Hasta komaya girdi. Ameliyat onu bu durumdan çıkarmadı. Gözlerimi kaldırmadan, bütün gece onu izledim ve “uyanmasını” bekledim. Gözleri kapalıydı, ama şimdi düzgün ve sakin nefesi umut veriyordu. Ertesi gün de aynı şekilde geçti. Öğlen vakti doktorların görüşüne göre bir iyileşme olmuştu. Ama günün sonuna doğru, hasta adamın nefes alışında ani ve keskin bir değişiklik oldu. Hızla, gitgide daha sık nefes almaya başladı ve bu ölümcül bir korku uyandırdı. Doktorlar, hastane personeli hasta adamın yatağını çevreledi. Belli ki telaşlanmışlardı. Kontrolümü kaybederek bunun ne anlama geldiğini sordum, ancak aralarından sadece biri, daha temkinli olanlarından biri yanıtladı. “Geçecek.” dedi. Diğerleri sessiz kaldı. Ne kadar yanlış bir teselli olduğunu ve her şeyin gerçekte ne kadar umutsuz olduğunu anladım.

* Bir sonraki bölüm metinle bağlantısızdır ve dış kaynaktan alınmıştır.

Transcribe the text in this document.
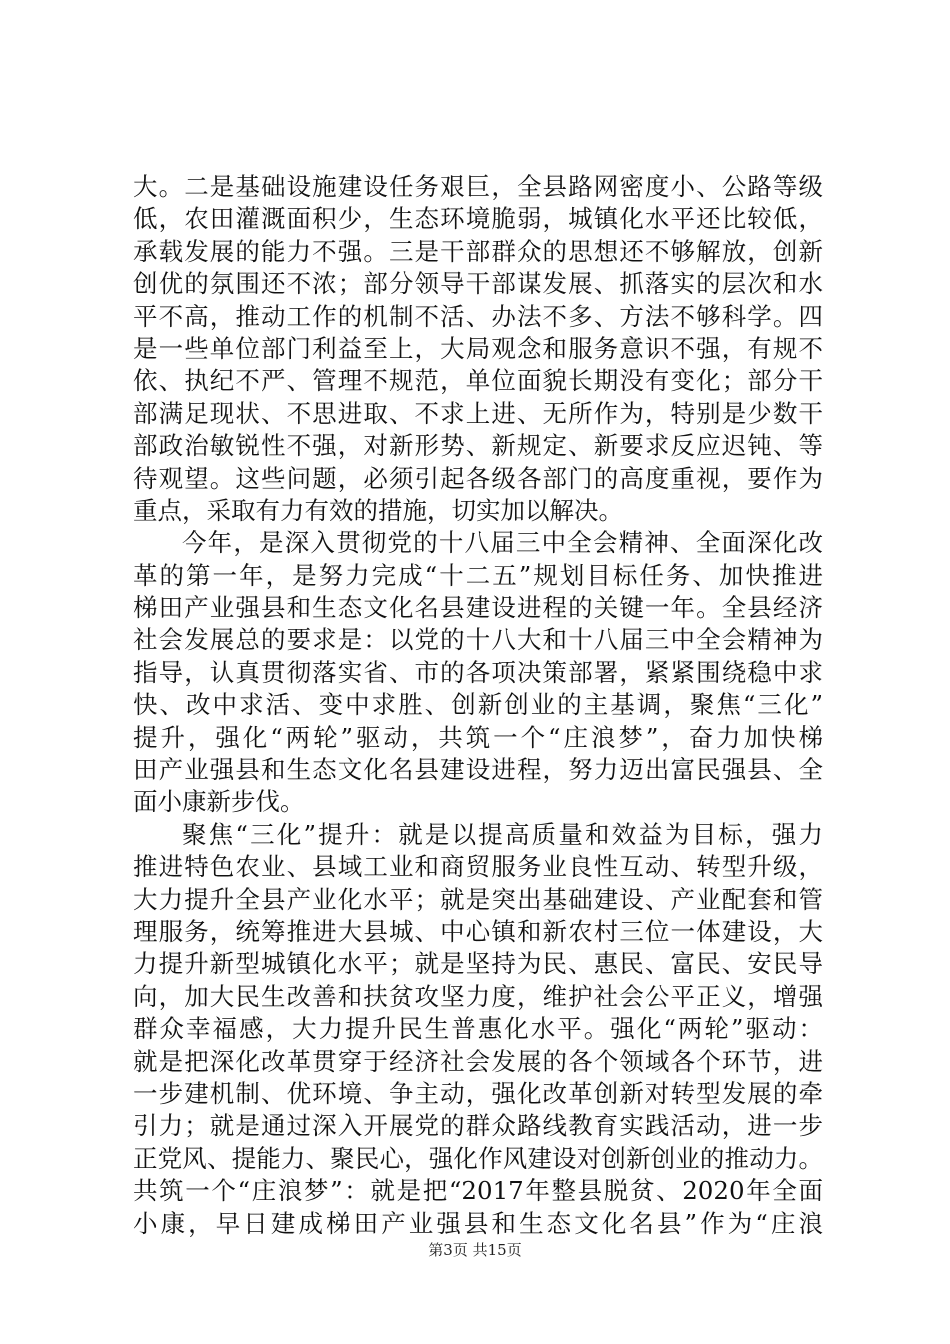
大。二是基础设施建设任务艰巨，全县路网密度小、公路等级
低，农田灌溉面积少，生态环境脆弱，城镇化水平还比较低，
承载发展的能力不强。三是干部群众的思想还不够解放，创新
创优的氛围还不浓；部分领导干部谋发展、抓落实的层次和水
平不高，推动工作的机制不活、办法不多、方法不够科学。四
是一些单位部门利益至上，大局观念和服务意识不强，有规不
依、执纪不严、管理不规范，单位面貌长期没有变化；部分干
部满足现状、不思进取、不求上进、无所作为，特别是少数干
部政治敏锐性不强，对新形势、新规定、新要求反应迟钝、等
待观望。这些问题，必须引起各级各部门的高度重视，要作为
重点，采取有力有效的措施，切实加以解决。
今年，是深入贯彻党的十八届三中全会精神、全面深化改
革的第一年，是努力完成“十二五”规划目标任务、加快推进
梯田产业强县和生态文化名县建设进程的关键一年。全县经济
社会发展总的要求是：以党的十八大和十八届三中全会精神为
指导，认真贯彻落实省、市的各项决策部署，紧紧围绕稳中求
快、改中求活、变中求胜、创新创业的主基调，聚焦“三化”
提升，强化“两轮”驱动，共筑一个“庄浪梦”，奋力加快梯
田产业强县和生态文化名县建设进程，努力迈出富民强县、全
面小康新步伐。
聚焦“三化”提升：就是以提高质量和效益为目标，强力
推进特色农业、县域工业和商贸服务业良性互动、转型升级，
大力提升全县产业化水平；就是突出基础建设、产业配套和管
理服务，统筹推进大县城、中心镇和新农村三位一体建设，大
力提升新型城镇化水平；就是坚持为民、惠民、富民、安民导
向，加大民生改善和扶贫攻坚力度，维护社会公平正义，增强
群众幸福感，大力提升民生普惠化水平。强化“两轮”驱动：
就是把深化改革贯穿于经济社会发展的各个领域各个环节，进
一步建机制、优环境、争主动，强化改革创新对转型发展的牵
引力；就是通过深入开展党的群众路线教育实践活动，进一步
正党风、提能力、聚民心，强化作风建设对创新创业的推动力。
共筑一个“庄浪梦”：就是把“2017年整县脱贫、2020年全面
小康，早日建成梯田产业强县和生态文化名县”作为“庄浪
第3页 共15页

Onu kaldırdılar. Kafası bir omzuna doğru düştü. Elleri Titian’ın çarmıhtan indirilişine benzer biçimde sallanıyordu. Ölmekte olan adamın başına dikenli bir taç yerine bu kez bandaj takıldı. Yüzünün özellikleri saflığını ve gururunu koruyordu. Sanki şimdi her an doğrulup kendi başına sorumluluk alacakmış gibi görünüyordu. Ama yara beyine çok derinden nüfuz etmişti. Tutkuyla beklenen uyanış asla gelmedi. Artık sesi de çıkmıyordu. Her şey bitmişti. O artık yaşayanlar arasında değildi.

Aşağılık katillerin hesap verme saati gelecek. Kahramanca geçirdiği güzel hayatı boyunca Lev Davidoviç, geleceğin özgürleşmiş insanlığına inanıyordu. Hayatının son yıllarında da inancı hiç azalmadı, aksine daha olgun ve her zamankinden daha sağlam hale geldi.

Her türlü baskıdan azade olan gelecekteki insanlık, her türden baskıya karşı zafer kazanacaktır. O bana da buna inanmayı öğretti.

***

Dipnotlar:

[1] David Alfaro Siqueiros: Troçki’ye başarısız bir suikast düzenleyen Meksikalı ressam.

[2] Stalinist Meksika Komünist Partisi yayın organı.

[3] Troçki’nin torunu Esteban Volkov.

[4] Troçki’nin korumalarından, Kuzey Amerikalı devrimci Marksist Joseph Hansen.